I agree with your general comments, and I’d like to add some additional observations of my own.

Reading the paper Reward is Enough, what strikes me most is that the paper is reductionist almost to the point of being a self-parody.

Take a sentence like:

The reward-is-enough hypothesis postulates that intelligence, and its associated abilities, can be understood as subserving the maximisation of reward by an agent acting in its environment.

I could rewrite this to

The physics-is-enough hypothesis postulates that intelligence, and its associated abilities, can be understood as being the laws of physics acting in an environment.

If I do that rewriting throughout the paper, I do not have to change any of the supporting arguments put forward by the authors: they equally support the physics-is-enough reductionist hypothesis.

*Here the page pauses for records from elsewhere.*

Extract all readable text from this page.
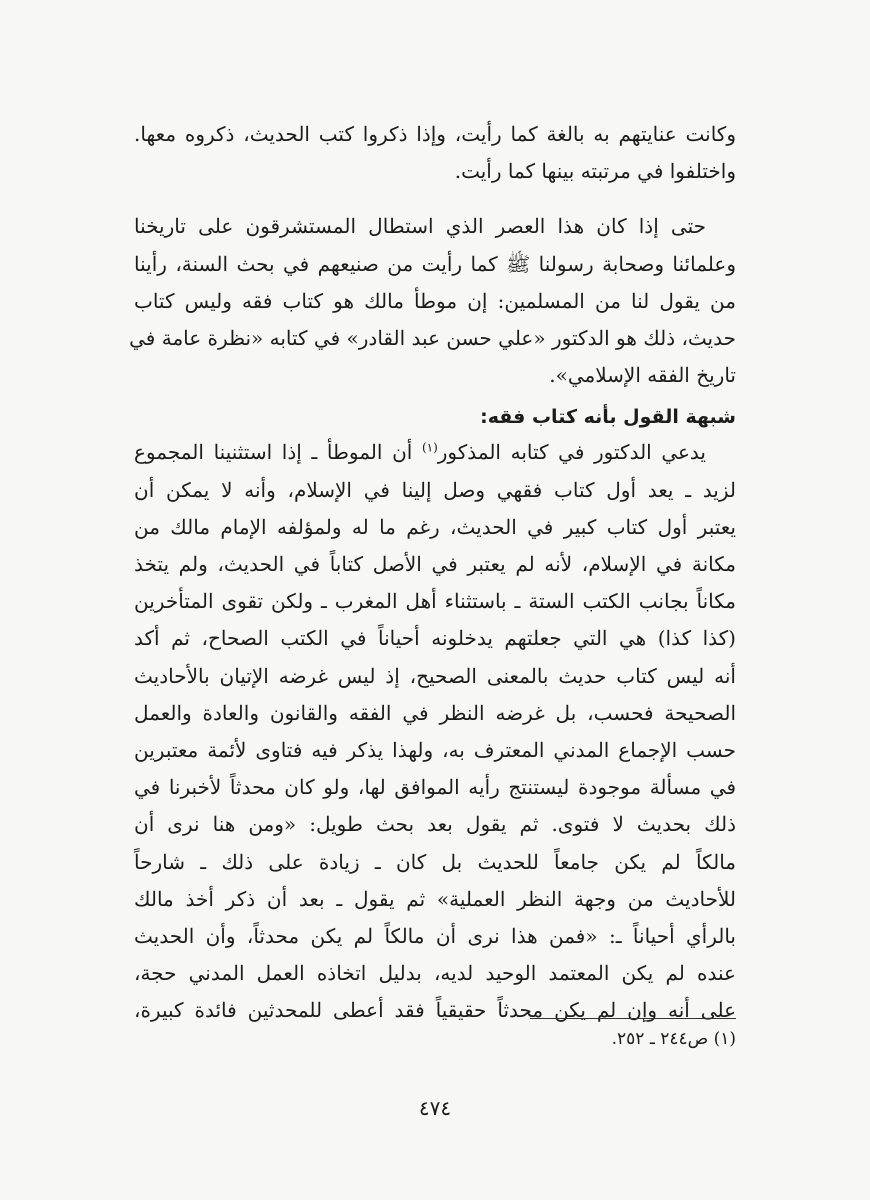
وكانت عنايتهم به بالغة كما رأيت، وإذا ذكروا كتب الحديث، ذكروه معها.
واختلفوا في مرتبته بينها كما رأيت.

حتى إذا كان هذا العصر الذي استطال المستشرقون على تاريخنا
وعلمائنا وصحابة رسولنا ﷺ كما رأيت من صنيعهم في بحث السنة، رأينا
من يقول لنا من المسلمين: إن موطأ مالك هو كتاب فقه وليس كتاب
حديث، ذلك هو الدكتور «علي حسن عبد القادر» في كتابه «نظرة عامة في
تاريخ الفقه الإسلامي».

شبهة القول بأنه كتاب فقه:

يدعي الدكتور في كتابه المذكور$^{(١)}$ أن الموطأ ـ إذا استثنينا المجموع
لزيد ـ يعد أول كتاب فقهي وصل إلينا في الإسلام، وأنه لا يمكن أن
يعتبر أول كتاب كبير في الحديث، رغم ما له ولمؤلفه الإمام مالك من
مكانة في الإسلام، لأنه لم يعتبر في الأصل كتاباً في الحديث، ولم يتخذ
مكاناً بجانب الكتب الستة ـ باستثناء أهل المغرب ـ ولكن تقوى المتأخرين
(كذا كذا) هي التي جعلتهم يدخلونه أحياناً في الكتب الصحاح، ثم أكد
أنه ليس كتاب حديث بالمعنى الصحيح، إذ ليس غرضه الإتيان بالأحاديث
الصحيحة فحسب، بل غرضه النظر في الفقه والقانون والعادة والعمل
حسب الإجماع المدني المعترف به، ولهذا يذكر فيه فتاوى لأئمة معتبرين
في مسألة موجودة ليستنتج رأيه الموافق لها، ولو كان محدثاً لأخبرنا في
ذلك بحديث لا فتوى. ثم يقول بعد بحث طويل: «ومن هنا نرى أن
مالكاً لم يكن جامعاً للحديث بل كان ـ زيادة على ذلك ـ شارحاً
للأحاديث من وجهة النظر العملية» ثم يقول ـ بعد أن ذكر أخذ مالك
بالرأي أحياناً ـ: «فمن هذا نرى أن مالكاً لم يكن محدثاً، وأن الحديث
عنده لم يكن المعتمد الوحيد لديه، بدليل اتخاذه العمل المدني حجة،
على أنه وإن لم يكن محدثاً حقيقياً فقد أعطى للمحدثين فائدة كبيرة،

(١) ص٢٤٤ ـ ٢٥٢.
٤٧٤
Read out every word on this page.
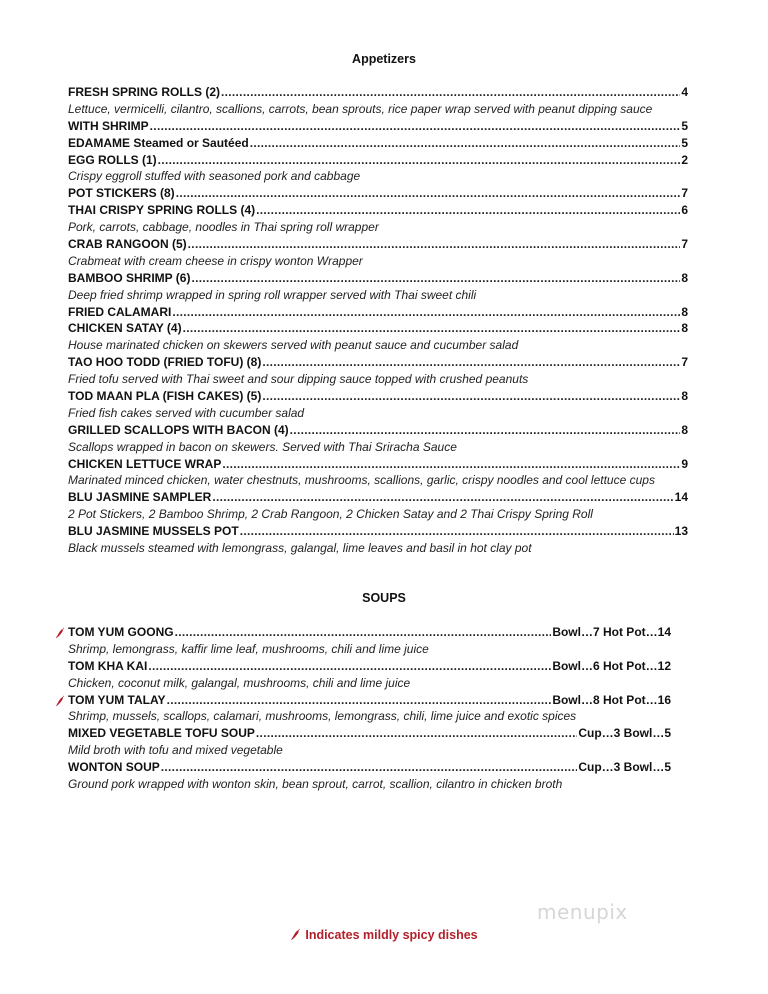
Appetizers
FRESH SPRING ROLLS (2) .....	4
Lettuce, vermicelli, cilantro, scallions, carrots, bean sprouts, rice paper wrap served with peanut dipping sauce
WITH SHRIMP .....	5
EDAMAME Steamed or Sautéed .....	5
EGG ROLLS (1) .....	2
Crispy eggroll stuffed with seasoned pork and cabbage
POT STICKERS (8) .....	7
THAI CRISPY SPRING ROLLS (4) .....	6
Pork, carrots, cabbage, noodles in Thai spring roll wrapper
CRAB RANGOON (5) .....	7
Crabmeat with cream cheese in crispy wonton Wrapper
BAMBOO SHRIMP (6) .....	8
Deep fried shrimp wrapped in spring roll wrapper served with Thai sweet chili
FRIED CALAMARI .....	8
CHICKEN SATAY (4) .....	8
House marinated chicken on skewers served with peanut sauce and cucumber salad
TAO HOO TODD (FRIED TOFU) (8) .....	7
Fried tofu served with Thai sweet and sour dipping sauce topped with crushed peanuts
TOD MAAN PLA (FISH CAKES) (5) .....	8
Fried fish cakes served with cucumber salad
GRILLED SCALLOPS WITH BACON (4) .....	8
Scallops wrapped in bacon on skewers. Served with Thai Sriracha Sauce
CHICKEN LETTUCE WRAP .....	9
Marinated minced chicken, water chestnuts, mushrooms, scallions, garlic, crispy noodles and cool lettuce cups
BLU JASMINE SAMPLER .....	14
2 Pot Stickers, 2 Bamboo Shrimp, 2 Crab Rangoon, 2 Chicken Satay and 2 Thai Crispy Spring Roll
BLU JASMINE MUSSELS POT .....	13
Black mussels steamed with lemongrass, galangal, lime leaves and basil in hot clay pot
SOUPS
TOM YUM GOONG .....	Bowl…7 Hot Pot…14
Shrimp, lemongrass, kaffir lime leaf, mushrooms, chili and lime juice
TOM KHA KAI .....	Bowl…6 Hot Pot…12
Chicken, coconut milk, galangal, mushrooms, chili and lime juice
TOM YUM TALAY .....	Bowl…8 Hot Pot…16
Shrimp, mussels, scallops, calamari, mushrooms, lemongrass, chili, lime juice and exotic spices
MIXED VEGETABLE TOFU SOUP .....	Cup…3 Bowl…5
Mild broth with tofu and mixed vegetable
WONTON SOUP .....	Cup…3 Bowl…5
Ground pork wrapped with wonton skin, bean sprout, carrot, scallion, cilantro in chicken broth
menupix
Indicates mildly spicy dishes
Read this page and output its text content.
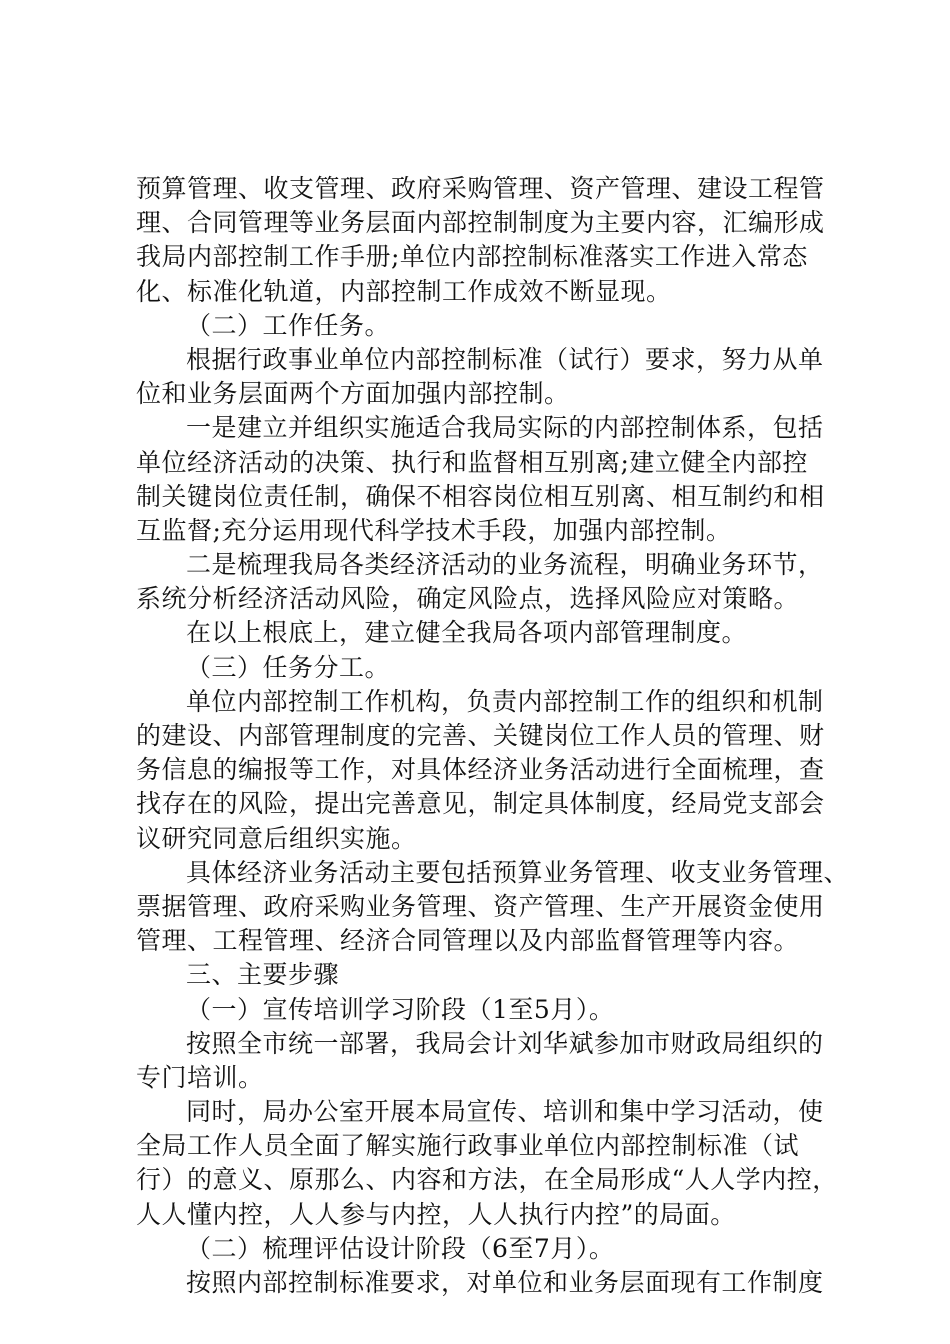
预算管理、收支管理、政府采购管理、资产管理、建设工程管
理、合同管理等业务层面内部控制制度为主要内容，汇编形成
我局内部控制工作手册;单位内部控制标准落实工作进入常态
化、标准化轨道，内部控制工作成效不断显现。
（二）工作任务。
根据行政事业单位内部控制标准（试行）要求，努力从单
位和业务层面两个方面加强内部控制。
一是建立并组织实施适合我局实际的内部控制体系，包括
单位经济活动的决策、执行和监督相互别离;建立健全内部控
制关键岗位责任制，确保不相容岗位相互别离、相互制约和相
互监督;充分运用现代科学技术手段，加强内部控制。
二是梳理我局各类经济活动的业务流程，明确业务环节，
系统分析经济活动风险，确定风险点，选择风险应对策略。
在以上根底上，建立健全我局各项内部管理制度。
（三）任务分工。
单位内部控制工作机构，负责内部控制工作的组织和机制
的建设、内部管理制度的完善、关键岗位工作人员的管理、财
务信息的编报等工作，对具体经济业务活动进行全面梳理，查
找存在的风险，提出完善意见，制定具体制度，经局党支部会
议研究同意后组织实施。
具体经济业务活动主要包括预算业务管理、收支业务管理、
票据管理、政府采购业务管理、资产管理、生产开展资金使用
管理、工程管理、经济合同管理以及内部监督管理等内容。
三、主要步骤
（一）宣传培训学习阶段（1至5月）。
按照全市统一部署，我局会计刘华斌参加市财政局组织的
专门培训。
同时，局办公室开展本局宣传、培训和集中学习活动，使
全局工作人员全面了解实施行政事业单位内部控制标准（试
行）的意义、原那么、内容和方法，在全局形成“人人学内控，
人人懂内控，人人参与内控，人人执行内控”的局面。
（二）梳理评估设计阶段（6至7月）。
按照内部控制标准要求，对单位和业务层面现有工作制度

The authors of ‘reward is enough’ posit that rewards explain everything, so you might think that they would be very interested in spending more time to look closely at the internal structure of actual reward signals that exist in the wild, or actual reward signals that might be designed. However, they are deeply uninterested in this. In fact they explicitly invite others to join them in solving the ‘challenge of sample-efficient reinforcement learning’ without ever doing such things.

Like you I feel that, when it comes to AI safety, this lack of interest in the details of reward signals is not very helpful. I like the multi-objective approach (see my comments here), but my own recent work like this has been more about abandoning the scalar reward hypothesis/​paradigm even further, about building useful models of aligned intelligence which do not depend purely on the idea of reward maximisation. In that recent paper (mostly in section 7) I also develop some thoughts about why most ML researchers seem so interested in the problem of designing reward signals.